Dates: May 15, Fri, in class, plus to be decided.
Keep the talks simple, and don't try to cover everything that you have read about; rather, give just enough background and motiviation that makes it possible to appreciate your topic, and prove at least one non-trivial statement. (Could be just an interesting lemma that is important in the proof of the main theorem, but then you should have some idea about the outline of the entire proof.) Make sure you understand every single sentence you are saying. Using PDF slides is more than recommended, due to the time constraints. I will help with the reading or the extra HW problem(s) if you come and ask. If there is no HW problem assigned to a topic, then I feel that understanding the topic is enough work in itself.
Remember that you may suggest project topics yourselves.
1. The Liouville and strong Liouville property of harmonic functions on transitive graphs. Give an account of some of Section 9.2 of my PGG notes, and solve two exercises from there.
2. On any infinite transitive graph, SRW is at least diffusive. Lee-Peres (2009) Sections 1, 2, minus Subsection 2.1, plus try to solve Exercise 10.5 from my PGG notes. PGG Sections 10.1, 10.2 may contain explanations helping you understand the paper.
3. The evolving sets method to deduce heat kernel decay or mixing from the isoperimetric profile. Here is the original Morris-Peres paper (2003), but my PGG notes Sections 8.2 and 8.3 contain much more explanation (with some details missing). Plus, solve one of the PGG Exercises 8.5, 8.6, 8.7.
4. Bottlenecks, burstiness, and fat tails regulate mixing times of non-Poissonian random walks. Paper by Delvenne, Lambiotte and Rocha (2013). There are probably some math details to fill in, but as an additional exercise, find the exact speed of convergence to stationarity on the complete graph with power-law waiting times with no cut-off. Plus, Proposition 7.9 from my PGG notes.

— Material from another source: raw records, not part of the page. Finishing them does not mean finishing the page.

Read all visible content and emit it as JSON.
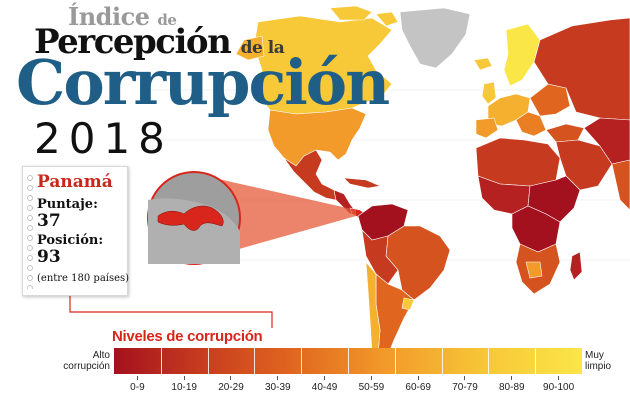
{
  "title": {
    "line1_main": "Índice",
    "line1_small": "de",
    "line2_main": "Percepción",
    "line2_small": "de la",
    "line3": "Corrupción",
    "year": "2018"
  },
  "country_card": {
    "name": "Panamá",
    "score_label": "Puntaje:",
    "score_value": "37",
    "rank_label": "Posición:",
    "rank_value": "93",
    "rank_note": "(entre 180 países)"
  },
  "legend": {
    "title": "Niveles de corrupción",
    "low_end_label": "Alto corrupción",
    "high_end_label": "Muy limpio",
    "ranges": [
      "0-9",
      "10-19",
      "20-29",
      "30-39",
      "40-49",
      "50-59",
      "60-69",
      "70-79",
      "80-89",
      "90-100"
    ],
    "colors": [
      "#a4111e",
      "#b52020",
      "#c63a1f",
      "#d5531e",
      "#e0661f",
      "#ea7e22",
      "#f29a2a",
      "#f5b030",
      "#f7c838",
      "#fbe648"
    ]
  },
  "map": {
    "no_data_color": "#c4c4c4",
    "water_color": "#ffffff",
    "highlight_color": "#d8261c"
  }
}
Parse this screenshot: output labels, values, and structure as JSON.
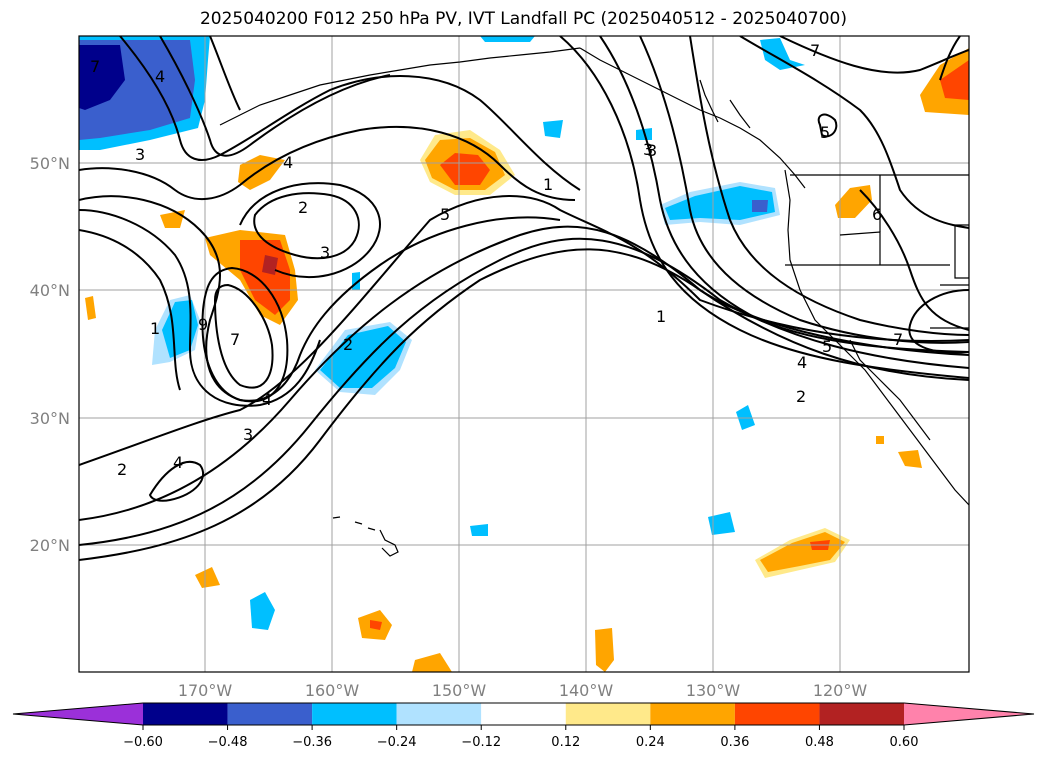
{
  "title": "2025040200 F012 250 hPa PV, IVT Landfall PC (2025040512 - 2025040700)",
  "map": {
    "lat_labels": [
      "50°N",
      "40°N",
      "30°N",
      "20°N"
    ],
    "lon_labels": [
      "170°W",
      "160°W",
      "150°W",
      "140°W",
      "130°W",
      "120°W"
    ],
    "contour_labels": [
      "7",
      "4",
      "3",
      "4",
      "2",
      "3",
      "5",
      "1",
      "1",
      "9",
      "7",
      "2",
      "4",
      "3",
      "2",
      "4",
      "3",
      "1",
      "4",
      "5",
      "2",
      "7",
      "6",
      "5",
      "7",
      "3"
    ]
  },
  "colorbar": {
    "ticks": [
      "−0.60",
      "−0.48",
      "−0.36",
      "−0.24",
      "−0.12",
      "0.12",
      "0.24",
      "0.36",
      "0.48",
      "0.60"
    ],
    "colors": [
      "#9b30d9",
      "#00008b",
      "#3a5fcd",
      "#00bfff",
      "#b0e2ff",
      "#ffffff",
      "#ffe98a",
      "#ffa500",
      "#ff4500",
      "#b22222",
      "#ff82ab"
    ]
  }
}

5. The Benjamini-Schramm limit of bounded degree finite planar graphs is always recurrent. This is the original Benjamini-Schramm paper (2000) where they introduced this limit notion. The beautiful proof uses circle packings. Plus, solve PGG Exercise 14.1.

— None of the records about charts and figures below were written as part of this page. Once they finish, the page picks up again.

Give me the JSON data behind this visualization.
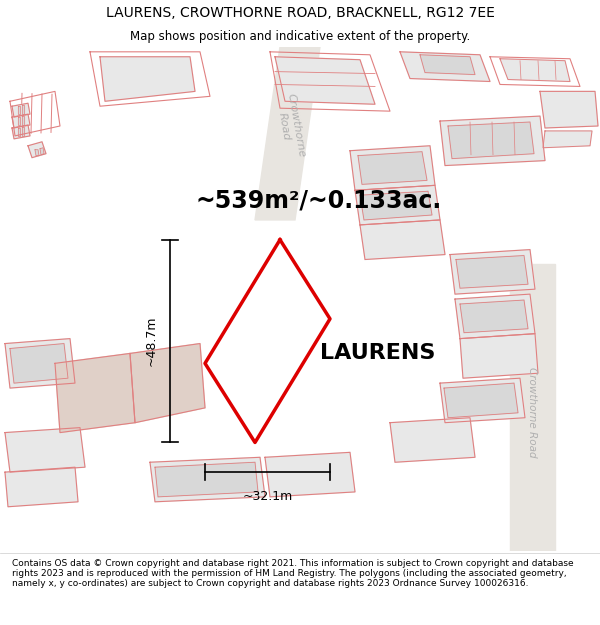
{
  "title": "LAURENS, CROWTHORNE ROAD, BRACKNELL, RG12 7EE",
  "subtitle": "Map shows position and indicative extent of the property.",
  "area_text": "~539m²/~0.133ac.",
  "property_label": "LAURENS",
  "width_label": "~32.1m",
  "height_label": "~48.7m",
  "footer": "Contains OS data © Crown copyright and database right 2021. This information is subject to Crown copyright and database rights 2023 and is reproduced with the permission of HM Land Registry. The polygons (including the associated geometry, namely x, y co-ordinates) are subject to Crown copyright and database rights 2023 Ordnance Survey 100026316.",
  "title_fontsize": 10,
  "subtitle_fontsize": 8.5,
  "area_fontsize": 17,
  "label_fontsize": 16,
  "footer_fontsize": 6.5,
  "building_fill": "#e8e8e8",
  "building_fill2": "#d8d8d8",
  "building_edge": "#e08080",
  "property_edge": "#dd0000",
  "property_fill": "white",
  "road_label_color": "#b0b0b0",
  "highlight_fill": "#e0d0c8"
}
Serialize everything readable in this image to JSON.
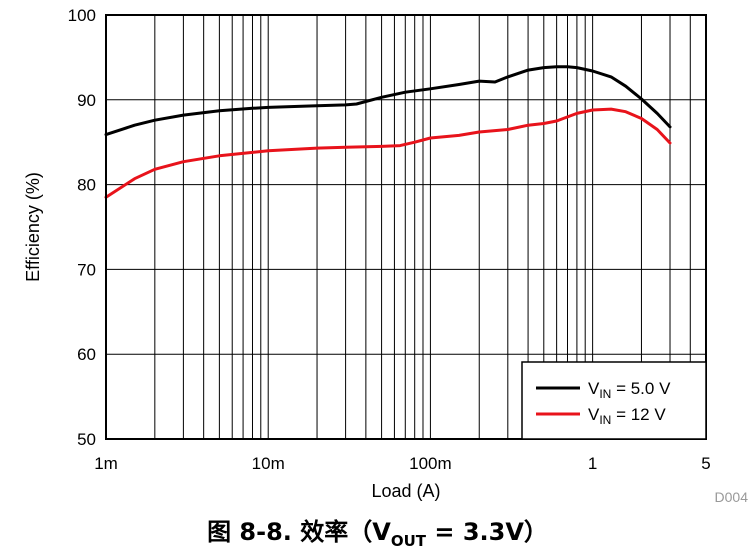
{
  "chart_data": {
    "type": "line",
    "x_scale": "log",
    "xlabel": "Load (A)",
    "ylabel": "Efficiency (%)",
    "xlim": [
      0.001,
      5
    ],
    "ylim": [
      50,
      100
    ],
    "x_ticks": [
      0.001,
      0.01,
      0.1,
      1,
      5
    ],
    "x_tick_labels": [
      "1m",
      "10m",
      "100m",
      "1",
      "5"
    ],
    "y_ticks": [
      50,
      60,
      70,
      80,
      90,
      100
    ],
    "y_tick_labels": [
      "50",
      "60",
      "70",
      "80",
      "90",
      "100"
    ],
    "grid": true,
    "legend_position": "bottom-right",
    "series": [
      {
        "name": "V_IN = 5.0 V",
        "legend_main": "V",
        "legend_sub": "IN",
        "legend_rest": " = 5.0 V",
        "color": "#000000",
        "x": [
          0.001,
          0.0015,
          0.002,
          0.003,
          0.005,
          0.008,
          0.01,
          0.02,
          0.03,
          0.035,
          0.05,
          0.07,
          0.1,
          0.15,
          0.2,
          0.25,
          0.3,
          0.4,
          0.5,
          0.6,
          0.7,
          0.8,
          1.0,
          1.3,
          1.6,
          2.0,
          2.5,
          3.0
        ],
        "y": [
          85.9,
          87.0,
          87.6,
          88.2,
          88.7,
          89.0,
          89.1,
          89.3,
          89.4,
          89.5,
          90.3,
          90.9,
          91.3,
          91.8,
          92.2,
          92.1,
          92.7,
          93.5,
          93.8,
          93.9,
          93.9,
          93.8,
          93.4,
          92.7,
          91.6,
          90.1,
          88.4,
          86.8
        ]
      },
      {
        "name": "V_IN = 12 V",
        "legend_main": "V",
        "legend_sub": "IN",
        "legend_rest": " = 12 V",
        "color": "#e8131b",
        "x": [
          0.001,
          0.0015,
          0.002,
          0.003,
          0.005,
          0.008,
          0.01,
          0.02,
          0.03,
          0.05,
          0.065,
          0.08,
          0.1,
          0.15,
          0.2,
          0.3,
          0.4,
          0.5,
          0.6,
          0.8,
          1.0,
          1.3,
          1.6,
          2.0,
          2.5,
          3.0
        ],
        "y": [
          78.5,
          80.7,
          81.8,
          82.7,
          83.4,
          83.8,
          84.0,
          84.3,
          84.4,
          84.5,
          84.6,
          85.0,
          85.5,
          85.8,
          86.2,
          86.5,
          87.0,
          87.2,
          87.5,
          88.4,
          88.8,
          88.9,
          88.6,
          87.8,
          86.5,
          84.9
        ]
      }
    ]
  },
  "figure_id": "D004",
  "caption": {
    "prefix": "图 8-8. 效率（V",
    "sub": "OUT",
    "suffix": " = 3.3V）"
  }
}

6. The Trotter-Virág proof of Wigner's semicircle law for the limiting eigenvalue distribution of large random symmetric Gaussian matrices (the GOE ensemble), using Benjamini-Schramm convergence of graphs. Watch Virág's ICM 2014 talk up to time 21:16, and fill in the details.
7. David Wilson's algorithm to generate the uniform random spanning tree (UST) using loop-erased random walks (LERW). Lyons-Peres book Section 4.1, plus Exercise 4.29 using Wilson's algorithm.

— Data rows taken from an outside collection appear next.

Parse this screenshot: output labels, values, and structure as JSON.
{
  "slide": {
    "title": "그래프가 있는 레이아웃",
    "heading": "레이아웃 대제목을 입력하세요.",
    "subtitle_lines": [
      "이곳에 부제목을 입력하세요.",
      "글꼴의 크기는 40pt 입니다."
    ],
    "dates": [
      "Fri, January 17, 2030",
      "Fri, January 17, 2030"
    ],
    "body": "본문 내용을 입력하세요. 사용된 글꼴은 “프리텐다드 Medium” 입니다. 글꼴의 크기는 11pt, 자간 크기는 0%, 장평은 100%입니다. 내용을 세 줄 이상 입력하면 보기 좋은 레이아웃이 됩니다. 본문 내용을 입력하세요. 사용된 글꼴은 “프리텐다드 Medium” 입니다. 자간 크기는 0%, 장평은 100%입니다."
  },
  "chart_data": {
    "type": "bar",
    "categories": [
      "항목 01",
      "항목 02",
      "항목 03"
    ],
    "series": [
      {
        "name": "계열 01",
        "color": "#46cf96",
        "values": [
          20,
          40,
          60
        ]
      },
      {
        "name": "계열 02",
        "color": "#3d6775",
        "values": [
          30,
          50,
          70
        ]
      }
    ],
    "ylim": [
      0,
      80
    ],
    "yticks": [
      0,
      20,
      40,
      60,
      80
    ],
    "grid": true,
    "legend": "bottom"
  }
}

8. Proof of the power-law degree distribution for the Barabási-Albert preferential attachment models, following Section 4.1 of Durrett's RGD book. Investigate what changes if, in the "master equation" for N(k+1,t)-N(k,t), we do not ignore the possibility of multiple edges.
9. Exchangability and the convergence of the Pólya urn using de Finetti's theorem. See this lecture by Yuval Peres. Prove Exercises 1 and 2 there, and generalize the warning example on page 2 by proving the following statement: if X_1,X_2,... is an exchangable sequence with E[X_i^2]<\infty, then E[X_iX_j]\geq 0; deduce that the members of an infinite exchangable sequence are pairwise positively correlated.
10. The concentration of the chromatic number of the Erdős-Rényi graph G(n,1/2), around the value 2\log_2 n, using martingale concentration, due to Béla Bollobás (1988). The main source is the Alon-Spencer book Sections 4.5, 7.3, 10.3.
11. Proof of the Harris-Kesten theorem p_c(\Z^2)=1/2 for bond percolation on the square grid, using the Russo-Seymour-Welsh inequality and Russo's formula. PGG notes Section 12.3, including solving Exercise 12.47. Can also try Exercise 12.48. See also Grimmett's book Sections 5.6, 5.8, in case you need more details.
12. Random-turn hex and other selection games: Peres-Schramm-Sheffield-Wilson paper in Amer Math Monthly.
13. The Totally Asymmetric Simple Exclusion Process and its hydrodynamic limit, Burgers' equation. See Marci Balázs's talk and my notes.
14. Read Chapter 6 of the Gács-Lovász Complexity Theory lecture notes on randomized algorithms, present some of it, plus solve two exercises from the end of that chapter.
15. One-way functions and pseudorandom generators are in the heart of most modern cryptosystems (see also http://en.wikipedia.org/wiki/One-way_function). However, the existence of neither has been proved; this is a major open problem in computer science and cryptography. It turns out that their existences are equivalent to each other: you can construct one from the other. You will need a little bit of probability and complexity theory. Chapter 8 of the Gács-Lovász lecture notes is a nice source for this project; additional sources could be any of the books by Oded Goldreich, for instance, this introductory one.